Die Freude im Vorjahr war groß: Die Wiener Symphoniker hatten eine Dame an ihr erstes Pult gebeten: Sophie Heinrich, Mitglied des Orchesters der Komischen Oper Berlin, hatte sich um die Konzertmeisterstelle beworben und das Probespiel gewonnen. Sie begann bei den Bregenzer Festspielen ihr Probejahr. Dann kam Corona und man war sich im Klaren darüber, dass es extrem unfair wäre, die nötige Abstimmung, die nach Ablauf des Probejahrs eine probeweise Bestellung in eine endgültige verwandelt, nach Wochen und Monaten abzuhalten, in denen keine Konzerte stattfinden konnten.
Also entschied man, sechs Monate anzuhängen. Die sind nun verstrichen. Die Musikergemeinschaft hat abgestimmt - und die Kollegin nicht bestätigt. Das heißt: Wieder keine Frau am führenden Pult des großen Wiener Konzertorchesters. So ähnlich wird es nun allseits heißen.
Ganz abgesehen von der Tatsache, dass in solchen Fragen nach wie vor Wagners "Meistersinger"-Prinzip gelten muss: "Hier gilt's der Kunst", der Sachverhalt ist in diesem Fall mehr als kompliziert und verwirrend.
Sophie Heinrichs Probephase fiel in die Zeit des Chefdirigentenwechsels. Als sie ausgewählt wurde, saß zwar noch Philippe Jordan in der Jury, machte aber fairerweise von seinem Stimmrecht keinen Gebrauch. Sein Nachfolger, Andres Orozco-Estrada durfte sich noch nicht äußern. Er hat aber im Oktober dieses Jahres, in einer Phase, als zumindest Konzerte vor reduziertem Auditorium möglich waren, mit Sophie Heinrich am ersten Pult Richard Strauss' "Heldenleben" aufgeführt - und für CD eingespielt.

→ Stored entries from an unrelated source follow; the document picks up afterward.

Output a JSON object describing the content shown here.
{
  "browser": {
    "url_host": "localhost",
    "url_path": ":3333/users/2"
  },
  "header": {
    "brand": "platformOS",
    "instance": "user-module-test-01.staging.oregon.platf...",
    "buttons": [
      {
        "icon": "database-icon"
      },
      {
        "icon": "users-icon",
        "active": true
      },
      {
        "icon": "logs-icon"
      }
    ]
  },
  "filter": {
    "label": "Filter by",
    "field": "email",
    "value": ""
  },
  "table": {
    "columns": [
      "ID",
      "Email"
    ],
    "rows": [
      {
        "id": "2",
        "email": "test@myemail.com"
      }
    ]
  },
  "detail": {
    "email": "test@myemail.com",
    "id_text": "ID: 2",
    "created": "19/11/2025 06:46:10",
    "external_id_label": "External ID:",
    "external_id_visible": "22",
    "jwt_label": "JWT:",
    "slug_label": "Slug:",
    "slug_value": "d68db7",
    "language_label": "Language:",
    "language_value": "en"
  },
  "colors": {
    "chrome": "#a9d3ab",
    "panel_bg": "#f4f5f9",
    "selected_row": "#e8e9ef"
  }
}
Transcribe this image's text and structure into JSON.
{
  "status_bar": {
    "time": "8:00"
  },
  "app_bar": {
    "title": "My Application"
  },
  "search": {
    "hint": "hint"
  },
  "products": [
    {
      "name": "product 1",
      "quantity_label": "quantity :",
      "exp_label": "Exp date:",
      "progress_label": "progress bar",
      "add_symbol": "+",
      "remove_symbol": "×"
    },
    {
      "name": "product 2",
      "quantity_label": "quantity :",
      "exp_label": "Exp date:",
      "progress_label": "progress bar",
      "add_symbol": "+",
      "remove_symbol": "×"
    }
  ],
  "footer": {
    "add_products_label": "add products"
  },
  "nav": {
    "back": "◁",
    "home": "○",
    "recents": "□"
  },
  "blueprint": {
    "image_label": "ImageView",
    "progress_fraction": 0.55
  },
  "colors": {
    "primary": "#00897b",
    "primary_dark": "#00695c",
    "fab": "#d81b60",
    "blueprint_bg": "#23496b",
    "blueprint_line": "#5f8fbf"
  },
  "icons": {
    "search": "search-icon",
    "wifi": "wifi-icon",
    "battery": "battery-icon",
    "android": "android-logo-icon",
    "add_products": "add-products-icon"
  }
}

Ausgerechnet! Der Zufall wollte es, dass dieses Werk eines der gefürchtetsten, schwierigsten Konzertmeister-Soli der Musikgeschichte enthält - und dass es eines der wenigen Soli war, die Sophie Heinrich in diesem verkappten Probejahr überhaupt zu spielen bekam; abgesehen von einem kurzen Solo in Massenets "Don Quichotte" anlässlich ihrer allerersten Dienste im Verband der Symphoniker bei den Bregenzer Festspielen 2019.
Nun bot das "Heldenleben" der Geigerin Gelegenheit für einen geradezu theatralischen Auftritt - "Presse"-Kritiker Walter Gürtelschmied nannte ihn "fulminant" - "schön Spielen" ist in diesem Fall kaum gefragt.
Überdies kommt es bei einer Konzertmeisterin noch auf ganz andere Qualitäten an, die weniger in Richtung Publikum als ins Orchester hinein wirken. Die haben sich in den gestörten Spielzeiten nicht wirklich evaluieren lassen. Vielleicht wäre die Abstimmung nach einer "ganz normalen" Saison anders ausgegangen.
So aber wollte sich das Musiker-Kollektiv offenbar nicht auf Jahrzehnte festlegen. Das ist für die Betroffene hart. Unredlich ist es wohl nicht.